Why? Because if they are motivated to find candidates who will be productive and stay for the long term, they are going to learn more about what it takes to be successful in their client’s environment. Remember, your client cares about hiring quality and retention. If you don’t, then you are not a partner. What does this achieve for you? Your clients will stop viewing you as a body shop and start viewing you as a trusted partner. This will result in you getting more business, as they will eventually migrate away from the cattle-calls and only work with the agencies with which they have great relationships.
I worked in the agency world for a number of years. It amazes me that the incentives now are as bad as they were back then. Agency leadership does not recognize that quality of hire is paramount to the success of their clients. Incentives reflect this fact, resulting in a system that is antiquated and must change. One suggestion for changing that is to spread recruiter commissions out over a one-year period as mentioned in the article. Speak with your customers and negotiate a productivity and retention plan. For example, if each Oracle DBA you place reaches 12 months, you get an extra kicker from your client.

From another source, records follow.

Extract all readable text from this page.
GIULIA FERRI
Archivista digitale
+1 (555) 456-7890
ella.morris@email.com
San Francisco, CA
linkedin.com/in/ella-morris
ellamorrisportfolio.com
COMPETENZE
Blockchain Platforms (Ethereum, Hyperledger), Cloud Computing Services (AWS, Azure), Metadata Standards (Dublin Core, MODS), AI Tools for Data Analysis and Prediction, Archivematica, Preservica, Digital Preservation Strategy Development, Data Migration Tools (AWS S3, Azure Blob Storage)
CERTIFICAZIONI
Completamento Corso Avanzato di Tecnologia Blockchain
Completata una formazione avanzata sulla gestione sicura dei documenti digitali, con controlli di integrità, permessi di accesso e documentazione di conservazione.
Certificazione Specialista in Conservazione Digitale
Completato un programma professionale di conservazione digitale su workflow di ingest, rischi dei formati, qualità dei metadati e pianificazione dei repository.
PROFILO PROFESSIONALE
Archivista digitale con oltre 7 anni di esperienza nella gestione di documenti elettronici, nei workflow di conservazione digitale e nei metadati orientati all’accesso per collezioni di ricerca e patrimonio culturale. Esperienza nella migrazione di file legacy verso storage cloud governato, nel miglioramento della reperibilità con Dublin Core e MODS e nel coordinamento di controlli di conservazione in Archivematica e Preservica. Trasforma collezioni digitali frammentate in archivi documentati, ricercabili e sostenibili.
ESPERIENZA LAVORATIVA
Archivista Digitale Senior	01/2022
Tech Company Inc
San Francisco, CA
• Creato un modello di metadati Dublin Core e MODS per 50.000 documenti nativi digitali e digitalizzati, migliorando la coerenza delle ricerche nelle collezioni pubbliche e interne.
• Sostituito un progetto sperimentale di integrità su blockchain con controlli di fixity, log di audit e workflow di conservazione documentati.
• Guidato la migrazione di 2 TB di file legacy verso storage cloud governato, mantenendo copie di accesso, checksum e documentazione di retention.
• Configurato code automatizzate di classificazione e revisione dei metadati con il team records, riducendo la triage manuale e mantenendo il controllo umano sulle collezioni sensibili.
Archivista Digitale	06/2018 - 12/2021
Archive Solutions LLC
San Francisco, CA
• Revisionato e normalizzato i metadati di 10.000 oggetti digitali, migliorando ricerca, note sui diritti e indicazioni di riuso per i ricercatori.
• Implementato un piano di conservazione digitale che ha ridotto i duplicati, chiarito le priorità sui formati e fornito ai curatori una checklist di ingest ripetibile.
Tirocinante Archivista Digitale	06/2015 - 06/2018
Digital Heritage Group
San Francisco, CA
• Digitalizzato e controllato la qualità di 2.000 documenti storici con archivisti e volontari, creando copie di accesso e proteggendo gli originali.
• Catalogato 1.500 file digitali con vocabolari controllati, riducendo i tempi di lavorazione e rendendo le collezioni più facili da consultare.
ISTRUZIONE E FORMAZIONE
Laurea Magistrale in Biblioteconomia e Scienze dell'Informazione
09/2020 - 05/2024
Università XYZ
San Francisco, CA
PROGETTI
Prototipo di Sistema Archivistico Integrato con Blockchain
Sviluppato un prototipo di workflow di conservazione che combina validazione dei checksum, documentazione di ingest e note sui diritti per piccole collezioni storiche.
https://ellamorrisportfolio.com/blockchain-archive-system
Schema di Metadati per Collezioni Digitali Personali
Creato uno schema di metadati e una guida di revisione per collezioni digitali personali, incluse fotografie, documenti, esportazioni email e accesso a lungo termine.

Another example is if you hire call-center representatives, negotiate an extra bonus if they are still employed at 12 months, and are at a certain productivity level. The key to building a talent suitability plan is communication. Ask your clients what hiring success looks like at the one-year mark. If you can align your goals with theirs, you will be in for a rewarding partnership. You will also have an inside track on all the body shops. It just takes some imagination and good communication. In regards to building partnerships, I would suggest agencies start by talking with some of the better recruiters in corporations. How do they build trust with their hiring managers? What do they not say in case they harm the relationship? Ask ex-agency recruiters the difference between working on the outside and getting results in-house.
Secondly, speak with executive recruiters. How do they build relationships that continue for many years? Why are their retention guarantees far longer than agencies? Robert Fong, senior client partner at Korn/Ferry, says it best: “As a professional services firm, we believe it is important to stand by the work we perform on behalf of our clients. Clients appreciate the long-term relationship we seek to build and value the fact that we are not “transactionally focused.”
I hope that in five years’ time we can look back at the state of recruiter incentives at companies and agencies and laugh about the bad old days. “Remember when recruiters used to get paid the same even if they hired the best sales rep in the company’s history?” or “Remember when agencies were called body shops?” It is time for more companies to build proper incentives into recruiter compensation plans. It is time for both agencies and corporations to make a commitment to quality hiring and retention, and not just transactions. All it takes is some more trailblazers.